Remember when the Democrats passed ObamaCare through reconciliation, using procedural gimmickry to pass major social legislation over the unanimous objection of the majority party? So do congressional Republicans, and it looks like payback might be imminent.

I know this is an easy mistake to make, but I’m pretty sure Obamacare was passed over the unanimous objection of the minority party, the Democrats having won a massive, landslide victory in 2008. They figured this gave them a mandate to carry out the promises made during the campaign—silly, I know, since only Republicans have mandates—and they proceeded to do just that.

Less excusable is French’s contention that Obamacare was passed via reconciliation. It wasn’t. It was passed in the Senate under regular order, by a vote of 60-39 on December 24, 2009. Later, after Democrats lost their supermajority in the Senate, the House passed the Senate bill and then passed a second bill that implemented a few modest increases to subsidy levels and taxes. None of them were critical to the overall bill, but the Senate agreed to support these changes. These small, nonessential adjustments are the only part of Obamacare that was passed via reconciliation.

Everything else—the individual mandate, the pre-existing conditions ban, the subsidies, the Medicaid expansion, the medical loss ratios, the donut hole, the cost improvements, the taxes to pay for it all—in other words, everything that mattered, was passed via regular order.
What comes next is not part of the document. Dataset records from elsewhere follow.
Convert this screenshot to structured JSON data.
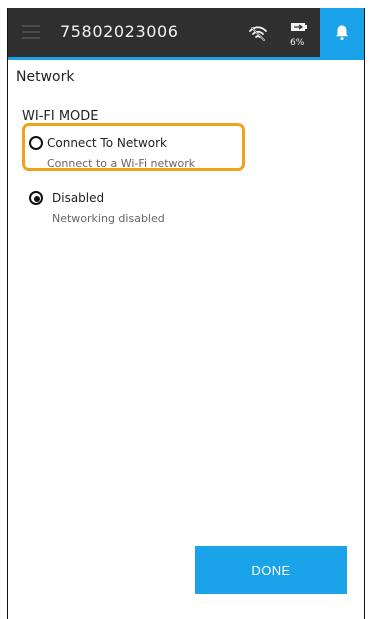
{
  "status_bar": {
    "device_id": "75802023006",
    "battery_percent": "6%",
    "wifi_icon": "wifi-disconnected-icon",
    "battery_icon": "battery-charging-icon",
    "notification_icon": "bell-icon"
  },
  "page": {
    "title": "Network",
    "section_title": "WI-FI MODE"
  },
  "options": [
    {
      "label": "Connect To Network",
      "description": "Connect to a Wi-Fi network",
      "selected": false
    },
    {
      "label": "Disabled",
      "description": "Networking disabled",
      "selected": true
    }
  ],
  "actions": {
    "done_label": "DONE"
  },
  "colors": {
    "top_bar": "#2f2f2f",
    "accent": "#1aa3e8",
    "highlight": "#f2a11a",
    "background": "#ffffff"
  }
}
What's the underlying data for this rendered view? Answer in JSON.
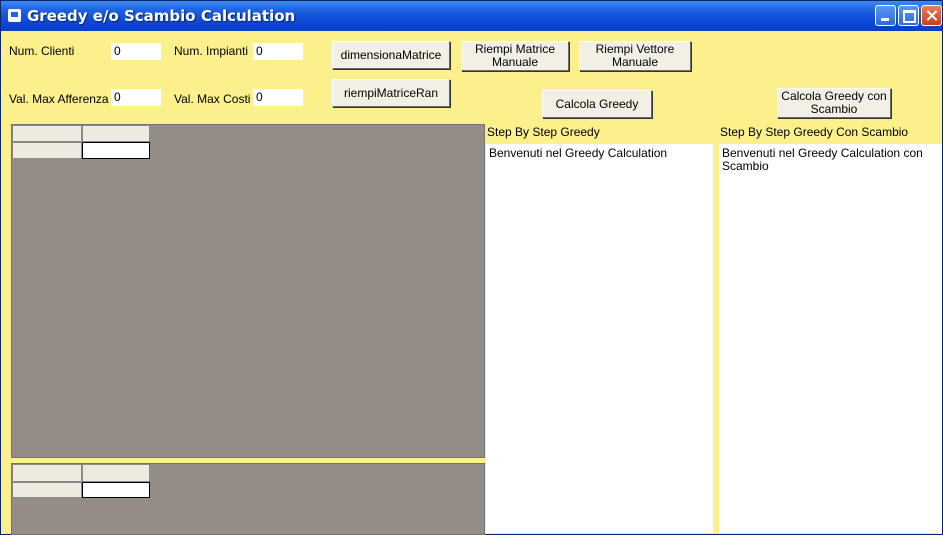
{
  "window": {
    "title": "Greedy e/o Scambio Calculation"
  },
  "inputs": {
    "num_clienti": {
      "label": "Num. Clienti",
      "value": "0"
    },
    "num_impianti": {
      "label": "Num. Impianti",
      "value": "0"
    },
    "val_max_afferenza": {
      "label": "Val. Max Afferenza",
      "value": "0"
    },
    "val_max_costi": {
      "label": "Val. Max Costi",
      "value": "0"
    }
  },
  "buttons": {
    "dimensiona": "dimensionaMatrice",
    "riempi_random": "riempiMatriceRan",
    "riempi_matrice_manuale": "Riempi Matrice\nManuale",
    "riempi_vettore_manuale": "Riempi Vettore\nManuale",
    "calcola_greedy": "Calcola Greedy",
    "calcola_greedy_scambio": "Calcola Greedy con\nScambio"
  },
  "panels": {
    "greedy": {
      "label": "Step By Step Greedy",
      "text": "Benvenuti nel Greedy Calculation"
    },
    "scambio": {
      "label": "Step By Step Greedy Con Scambio",
      "text": "Benvenuti nel Greedy Calculation con\nScambio"
    }
  },
  "colors": {
    "form_bg": "#fbf08c",
    "grid_bg": "#948c86",
    "titlebar": "#0b48d6"
  },
  "icons": [
    "app-icon",
    "minimize-icon",
    "maximize-icon",
    "close-icon"
  ]
}
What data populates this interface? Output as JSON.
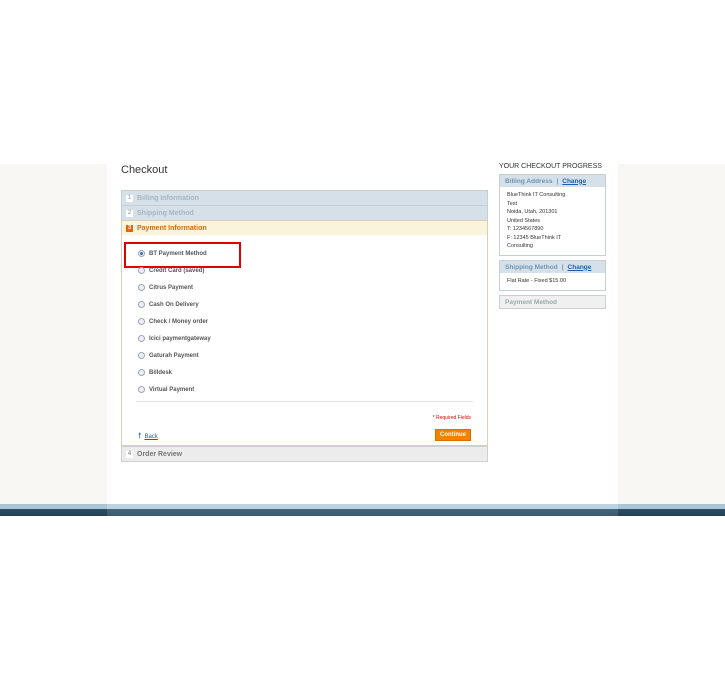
{
  "checkout": {
    "title": "Checkout",
    "steps": [
      {
        "num": "1",
        "label": "Billing Information"
      },
      {
        "num": "2",
        "label": "Shipping Method"
      },
      {
        "num": "3",
        "label": "Payment Information"
      },
      {
        "num": "4",
        "label": "Order Review"
      }
    ],
    "payment_methods": [
      "BT Payment Method",
      "Credit Card (saved)",
      "Citrus Payment",
      "Cash On Delivery",
      "Check / Money order",
      "Icici paymentgateway",
      "Gaturah Payment",
      "Billdesk",
      "Virtual Payment"
    ],
    "selected_method": "BT Payment Method",
    "required_note": "* Required Fields",
    "back_label": "Back",
    "continue_label": "Continue"
  },
  "progress": {
    "title": "YOUR CHECKOUT PROGRESS",
    "billing": {
      "title": "Billing Address",
      "change": "Change",
      "lines": [
        "BlueThink IT Consulting",
        "Test",
        "Noida, Utah, 201301",
        "United States",
        "T: 1234567890",
        "F: 12345 BlueThink IT",
        "Consulting"
      ]
    },
    "shipping": {
      "title": "Shipping Method",
      "change": "Change",
      "value": "Flat Rate - Fixed $15.00"
    },
    "payment": {
      "title": "Payment Method"
    }
  },
  "colors": {
    "accent": "#f18200",
    "link": "#1e5fa8",
    "highlight": "#e00000"
  }
}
As for the unanimous opposition of Republicans, that’s perfectly true. Democrats in the Senate tried mightily to put together a plan that might attract some GOP votes, but Republicans were adamantine. They pretended to negotiate, but by October it was clear they were just playing delaying games and had no intention of ever supporting anything that would expand access to health care. This strategy of blind obstruction, which applied to every part of Obama’s agenda, not just Obamacare, is a huge blot not on Democrats, but on the congressional Republicans who decided on it before Obama ever set foot in the Oval Office. It was only in the face of this unconditional obstruction that Democrats went ahead and passed something on their own.